Seattle, Washington passed a new city ordinance requiring large commercial and multi-family property owners to
annually measure energy use to allow comparison across different buildings. Building owners
will also be required to share energy usage and ratings with
prospective buyers, tenants and lenders during the sale, lease or
financing of properties.

Seattle Mayor Mike McGinn approved the Energy Disclosure Ordinance Monday in an attempt to publicly identify energy-wasting buildings. It was unanimously approved by the Seattle City Council on January 25, 2010.

City officials say the new ordinance is critical to meeting the City’s energy goals, and some commercial property owners and energy efficiency contractors point to the economic and business benefits of the new policy.

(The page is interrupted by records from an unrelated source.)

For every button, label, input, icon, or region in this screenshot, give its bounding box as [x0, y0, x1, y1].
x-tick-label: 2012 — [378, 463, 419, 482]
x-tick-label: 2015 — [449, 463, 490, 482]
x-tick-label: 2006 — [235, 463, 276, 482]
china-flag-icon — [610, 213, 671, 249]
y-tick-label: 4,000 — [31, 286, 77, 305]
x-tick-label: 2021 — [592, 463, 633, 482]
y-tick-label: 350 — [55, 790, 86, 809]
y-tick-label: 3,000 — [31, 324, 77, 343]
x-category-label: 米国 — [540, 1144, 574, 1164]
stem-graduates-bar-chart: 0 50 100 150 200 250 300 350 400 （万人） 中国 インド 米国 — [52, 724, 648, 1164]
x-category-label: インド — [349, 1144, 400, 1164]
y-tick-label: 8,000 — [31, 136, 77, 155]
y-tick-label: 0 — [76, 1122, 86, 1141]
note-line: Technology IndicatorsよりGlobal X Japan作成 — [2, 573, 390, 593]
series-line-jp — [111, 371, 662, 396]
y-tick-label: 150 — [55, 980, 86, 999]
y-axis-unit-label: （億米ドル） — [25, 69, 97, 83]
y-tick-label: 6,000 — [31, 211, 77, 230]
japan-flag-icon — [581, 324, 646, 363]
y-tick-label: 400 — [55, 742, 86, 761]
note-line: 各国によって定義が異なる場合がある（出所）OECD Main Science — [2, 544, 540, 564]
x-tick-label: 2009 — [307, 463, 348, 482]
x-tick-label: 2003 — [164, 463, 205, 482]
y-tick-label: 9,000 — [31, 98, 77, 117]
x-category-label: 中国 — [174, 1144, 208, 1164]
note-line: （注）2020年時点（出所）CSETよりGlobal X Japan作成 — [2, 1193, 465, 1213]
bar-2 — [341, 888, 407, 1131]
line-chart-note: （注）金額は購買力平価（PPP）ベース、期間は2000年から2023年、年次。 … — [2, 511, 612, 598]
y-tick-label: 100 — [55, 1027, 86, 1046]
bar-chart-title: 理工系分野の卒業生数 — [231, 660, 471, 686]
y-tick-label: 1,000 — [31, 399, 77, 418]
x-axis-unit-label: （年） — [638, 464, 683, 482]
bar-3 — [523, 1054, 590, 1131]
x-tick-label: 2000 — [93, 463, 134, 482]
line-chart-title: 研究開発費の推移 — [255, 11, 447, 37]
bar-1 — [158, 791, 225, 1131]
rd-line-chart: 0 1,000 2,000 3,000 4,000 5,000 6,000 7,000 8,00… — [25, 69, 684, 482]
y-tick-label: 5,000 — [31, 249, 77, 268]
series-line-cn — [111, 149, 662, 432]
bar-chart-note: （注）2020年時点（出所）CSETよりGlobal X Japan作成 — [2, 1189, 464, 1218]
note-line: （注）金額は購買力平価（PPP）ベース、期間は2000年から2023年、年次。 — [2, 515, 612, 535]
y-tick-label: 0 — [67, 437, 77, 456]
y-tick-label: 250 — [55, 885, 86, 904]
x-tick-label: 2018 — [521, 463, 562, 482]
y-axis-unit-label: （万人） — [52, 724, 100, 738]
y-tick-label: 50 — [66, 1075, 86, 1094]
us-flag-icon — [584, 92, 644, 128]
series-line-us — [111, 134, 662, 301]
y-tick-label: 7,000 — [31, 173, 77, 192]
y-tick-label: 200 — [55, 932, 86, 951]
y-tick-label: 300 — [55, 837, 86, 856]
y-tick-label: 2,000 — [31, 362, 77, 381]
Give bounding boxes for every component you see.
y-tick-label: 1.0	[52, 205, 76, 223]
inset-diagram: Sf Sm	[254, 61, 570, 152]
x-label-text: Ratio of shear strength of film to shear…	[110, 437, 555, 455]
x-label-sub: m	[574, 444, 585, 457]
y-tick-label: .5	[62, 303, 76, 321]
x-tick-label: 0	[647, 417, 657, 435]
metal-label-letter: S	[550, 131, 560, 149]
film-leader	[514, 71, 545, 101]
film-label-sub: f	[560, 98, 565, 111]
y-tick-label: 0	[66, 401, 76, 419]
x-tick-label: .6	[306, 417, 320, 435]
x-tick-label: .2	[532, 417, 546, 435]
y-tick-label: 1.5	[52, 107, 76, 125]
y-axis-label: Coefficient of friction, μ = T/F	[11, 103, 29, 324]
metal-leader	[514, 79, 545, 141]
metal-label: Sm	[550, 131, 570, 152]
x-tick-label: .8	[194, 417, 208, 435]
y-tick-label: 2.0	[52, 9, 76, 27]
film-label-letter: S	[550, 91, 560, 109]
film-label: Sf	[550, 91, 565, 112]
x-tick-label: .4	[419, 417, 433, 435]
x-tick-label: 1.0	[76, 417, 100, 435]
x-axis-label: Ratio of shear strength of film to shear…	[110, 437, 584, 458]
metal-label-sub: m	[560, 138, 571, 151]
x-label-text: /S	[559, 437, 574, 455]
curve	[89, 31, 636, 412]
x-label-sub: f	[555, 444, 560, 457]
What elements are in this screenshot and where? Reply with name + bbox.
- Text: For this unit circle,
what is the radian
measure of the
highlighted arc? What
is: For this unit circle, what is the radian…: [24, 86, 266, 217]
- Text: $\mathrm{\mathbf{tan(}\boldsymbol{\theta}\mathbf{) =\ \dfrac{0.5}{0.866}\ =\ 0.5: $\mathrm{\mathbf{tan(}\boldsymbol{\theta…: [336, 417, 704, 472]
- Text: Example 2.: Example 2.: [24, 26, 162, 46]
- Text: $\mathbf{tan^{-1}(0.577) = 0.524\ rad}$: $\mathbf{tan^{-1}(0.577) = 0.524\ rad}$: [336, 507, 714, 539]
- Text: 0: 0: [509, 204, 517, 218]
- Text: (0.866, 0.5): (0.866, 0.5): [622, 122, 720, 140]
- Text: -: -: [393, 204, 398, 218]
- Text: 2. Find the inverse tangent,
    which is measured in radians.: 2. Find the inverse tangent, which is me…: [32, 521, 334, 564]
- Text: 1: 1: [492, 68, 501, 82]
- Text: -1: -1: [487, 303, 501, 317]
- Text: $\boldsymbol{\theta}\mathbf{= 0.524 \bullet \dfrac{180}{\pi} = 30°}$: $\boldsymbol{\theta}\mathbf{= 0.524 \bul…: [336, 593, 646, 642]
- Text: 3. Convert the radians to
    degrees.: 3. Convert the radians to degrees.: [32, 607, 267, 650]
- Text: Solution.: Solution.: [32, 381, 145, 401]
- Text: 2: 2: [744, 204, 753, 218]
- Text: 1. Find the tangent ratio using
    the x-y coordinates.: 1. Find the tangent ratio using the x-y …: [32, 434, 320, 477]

Energy disclosure is one of several measures recommended by the City’s Green Building Task Force aimed at reducing energy consumption in existing buildings throughout the city by 20%.

"You can’t manage what you don’t measure," said Seattle City Council Chair Richard Conlin. "Energy disclosure is a key first step to tap into the gold mine of opportunities to save energy and money while improving the City’s existing building stock."

Commercial property managers already benchmarking buildings say measuring energy use is critical to keeping costs down and staying competitive in the tight real estate market.

"Energy costs are one of the largest expenses facing property owners and tenants. Energy spending is also an expense that can be actively managed and controlled," said Christian Gunter, Vice President of Responsible Property Investing at Kennedy Associates, a Seattle-based institutional real estate investment advisor. "Energy-efficient buildings cost less to operate, attract top tenants, and create value for building ownership. With this new ordinance, prospective buyers and tenants will gain new information needed to factor energy use into their decisions about where to invest, live and work. If you are not monitoring, benchmarking and managing energy use, you will simply be less competitive in the market-place."

As more building owners and managers realize the market benefits of measuring and managing energy use, more are seeking ways to improve building energy performance, from no-and low-cost measures such as retro-commissioning, to deep building retrofits–all of which are contributing to growth in green building and energy services industries in Seattle and across the U.S.

"We believe that as more building owners work to bring energy use down and make their properties more attractive places to live and work, job opportunities will flourish for companies and contractors in the energy efficiency business" said Ash Awad, with McKinstry, a leading performance contracting company based in the Northwest.

Seattle’s Energy Disclosure Ordinance builds on a state law passed last year to include multi-family dwellings and require annual reporting of building energy performance to the City.